C’est maintenant largement au hasard que la France confie désormais le choix de son Président. Un second tour Le Pen/Besancenot n’a aucune raison de principe de ne pas se produire. Il est probablement trop tard pour y remédier aujourd’hui, mais il est clair que, passé le cap dangereux de l’élection de 2007, il y aura là une grande urgence nationale. En tous cas, il n’y a aucune raison de donner tant de temps aux candidats de diversion.

Troisièmement, les conditions de fonctionnement de notre système médiatique actuel, ses centres d’intérêt, et son absolue dépendance à sa propre concurrence interne sont telles qu’une seule chose est certaine : la France sera pendant quinze mois à peu près totalement incapable de s’occuper sérieusement de quoi que ce soit d’autre. Cela va entraîner trois conséquences.

La première est l’érosion et le dévoiement politicien de tout débat de quelque ampleur qui devrait se tenir avant. Ainsi, la révision de notre fiscalité sociale, par exemple, problème clé s’il en est, qui devrait être dominée par la mesure attentive des coûts et avantages de chaque solution et donc par une grande capacité d’écoute mutuelle au Parlement, va se trouver reléguée dans les sujets de seconde importance et gravement polluée par les prises de position tactiques des différents candidats. Il en sera de même pour les banlieues ou pour l’école.
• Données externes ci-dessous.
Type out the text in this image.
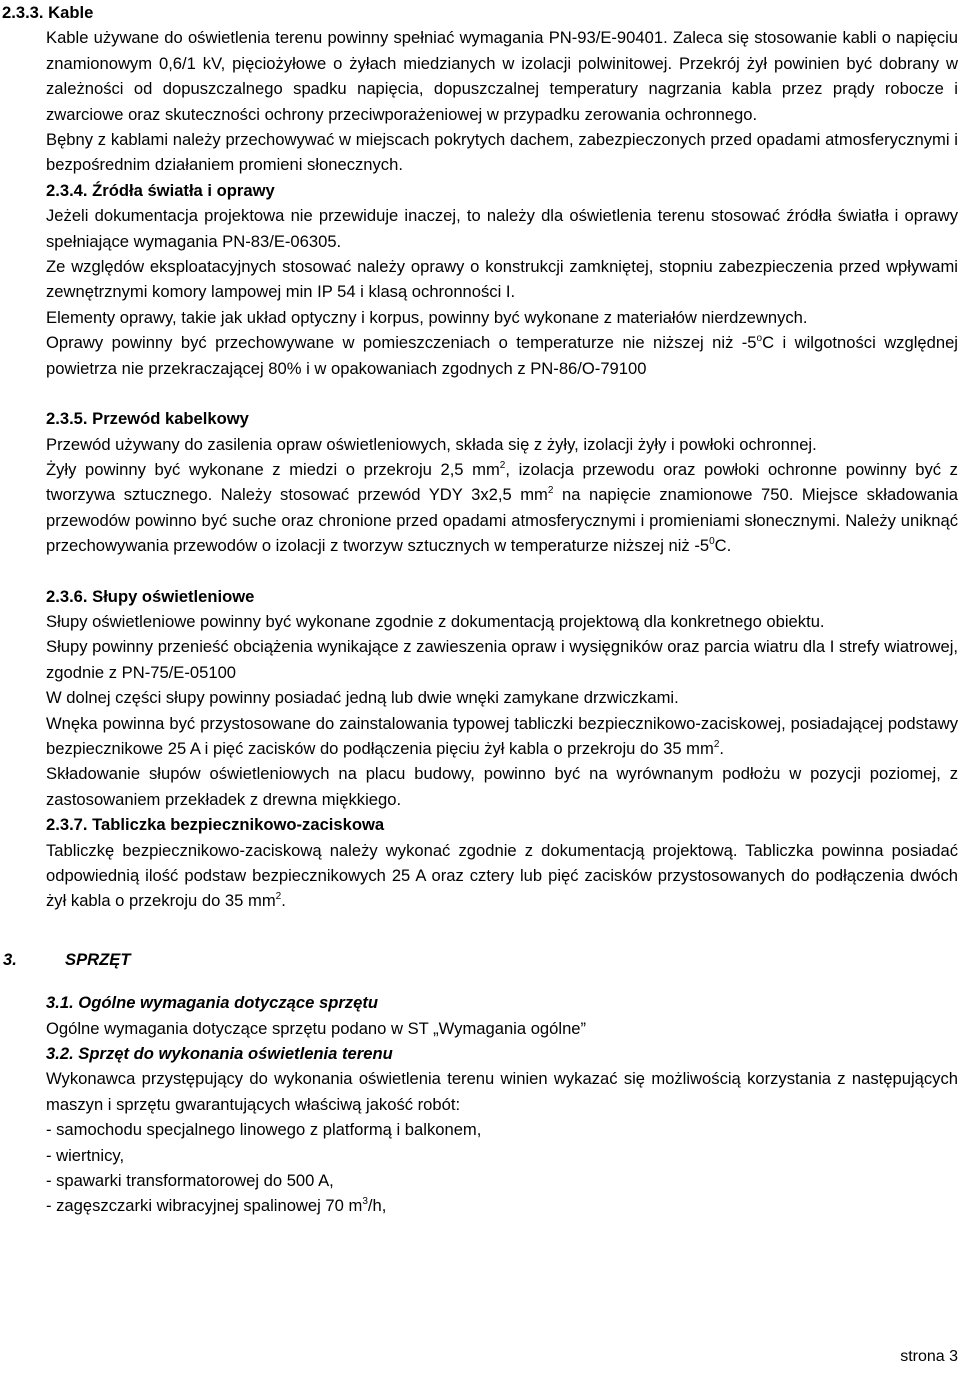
2.3.3. Kable

Kable używane do oświetlenia terenu powinny spełniać wymagania PN-93/E-90401. Zaleca się stosowanie kabli o napięciu znamionowym 0,6/1 kV, pięciożyłowe o żyłach miedzianych w izolacji polwinitowej. Przekrój żył powinien być dobrany w zależności od dopuszczalnego spadku napięcia, dopuszczalnej temperatury nagrzania kabla przez prądy robocze i zwarciowe oraz skuteczności ochrony przeciwporażeniowej w przypadku zerowania ochronnego.

Bębny z kablami należy przechowywać w miejscach pokrytych dachem, zabezpieczonych przed opadami atmosferycznymi i bezpośrednim działaniem promieni słonecznych.

2.3.4. Źródła światła i oprawy

Jeżeli dokumentacja projektowa nie przewiduje inaczej, to należy dla oświetlenia terenu stosować źródła światła i oprawy spełniające wymagania PN-83/E-06305.

Ze względów eksploatacyjnych stosować należy oprawy o konstrukcji zamkniętej, stopniu zabezpieczenia przed wpływami zewnętrznymi komory lampowej min IP 54 i klasą ochronności I.

Elementy oprawy, takie jak układ optyczny i korpus, powinny być wykonane z materiałów nierdzewnych.

Oprawy powinny być przechowywane w pomieszczeniach o temperaturze nie niższej niż -5$^o$C i wilgotności względnej powietrza nie przekraczającej 80% i w opakowaniach zgodnych z PN-86/O-79100

2.3.5. Przewód kabelkowy

Przewód używany do zasilenia opraw oświetleniowych, składa się z żyły, izolacji żyły i powłoki ochronnej.

Żyły powinny być wykonane z miedzi o przekroju 2,5 $mm^2$, izolacja przewodu oraz powłoki ochronne powinny być z tworzywa sztucznego. Należy stosować przewód YDY 3x2,5 $mm^2$ na napięcie znamionowe 750. Miejsce składowania przewodów powinno być suche oraz chronione przed opadami atmosferycznymi i promieniami słonecznymi. Należy uniknąć przechowywania przewodów o izolacji z tworzyw sztucznych w temperaturze niższej niż $-5^0C$.

2.3.6. Słupy oświetleniowe

Słupy oświetleniowe powinny być wykonane zgodnie z dokumentacją projektową dla konkretnego obiektu.

Słupy powinny przenieść obciążenia wynikające z zawieszenia opraw i wysięgników oraz parcia wiatru dla I strefy wiatrowej, zgodnie z PN-75/E-05100

W dolnej części słupy powinny posiadać jedną lub dwie wnęki zamykane drzwiczkami.

Wnęka powinna być przystosowane do zainstalowania typowej tabliczki bezpiecznikowo-zaciskowej, posiadającej podstawy bezpiecznikowe 25 A i pięć zacisków do podłączenia pięciu żył kabla o przekroju do 35 $mm^2$.

Składowanie słupów oświetleniowych na placu budowy, powinno być na wyrównanym podłożu w pozycji poziomej, z zastosowaniem przekładek z drewna miękkiego.

2.3.7. Tabliczka bezpiecznikowo-zaciskowa

Tabliczkę bezpiecznikowo-zaciskową należy wykonać zgodnie z dokumentacją projektową. Tabliczka powinna posiadać odpowiednią ilość podstaw bezpiecznikowych 25 A oraz cztery lub pięć zacisków przystosowanych do podłączenia dwóch żył kabla o przekroju do 35 $mm^2$.

3.	SPRZĘT

3.1. Ogólne wymagania dotyczące sprzętu

Ogólne wymagania dotyczące sprzętu podano w ST „Wymagania ogólne”

3.2. Sprzęt do wykonania oświetlenia terenu

Wykonawca przystępujący do wykonania oświetlenia terenu winien wykazać się możliwością korzystania z następujących maszyn i sprzętu gwarantujących właściwą jakość robót:

- samochodu specjalnego linowego z platformą i balkonem,

- wiertnicy,

- spawarki transformatorowej do 500 A,

- zagęszczarki wibracyjnej spalinowej 70 $m^3/h$,

strona 3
La seconde conséquence sera l’attraction inévitable et puissante que le système médiatique exercera sur les candidats pour les amener à ne s’intéresser qu’à des problèmes franco-français. Il y a d’ailleurs de quoi faire : école, justice, emploi, banlieues, dette, budget, finances sociales, recherche scientifique, la corbeille est pleine. Ce sont d’ailleurs des problèmes importants.

Mais la troisième conséquence, fille de la seconde, en fait la même vue sous l’autre face, sera l’oubli de tout ce qui est extérieur à nos frontières. Or, je voudrais plaider ici pour finir que les vraies priorités, c’est-à-dire les dangers les plus graves auxquels il est urgent de faire face pour notre sécurité personnelle et collective de Français, sont là. Dès son élection, le prochain Président aura pour devoir impérieux de s’occuper d’écologie et de climat. Il n’y a pas que les typhons ; le temps approche où nous paierons de catastrophes immenses l’irresponsabilité collective de l’humanité.

Il y aura d’autre part sur la planète cinq zones où les tensions s’aggravent et où grandit la probabilité d’usage de l’arme nucléaire : Corée du Nord, Taïwan, Inde et Pakistan, Iran, Moyen-Orient. Ce sont des priorités absolues et immédiates. Que fera la France ?

Enfin, nous avons changé de capitalisme en trente ans. La variante actuelle, le capitalisme actionnarial, est devenue plus rapace, plus sauvage, plus instable. Partout, la part des salaires cède la place au profit dans le PIB, érodant la protection sociale et les services publics, diminuant la consommation et donc la croissance, aggravant le sous-emploi et la précarité du travail. C’est un étau dans lequel la France est aussi coincée. Pas de croissance ni d’emploi sans le desserrer. Mais l’affaire est mondiale et l’Europe serait seule à pouvoir y jouer le premier rôle si on n’était pas en train de la casser. Les vrais enjeux sont là, mais on n’en parlera pas.

Il m’arrive de me demander si mon maître et ami Pierre Mendès France, qui était opposé à l’élection du Chef de l’État au suffrage universel, n’avait pas raison.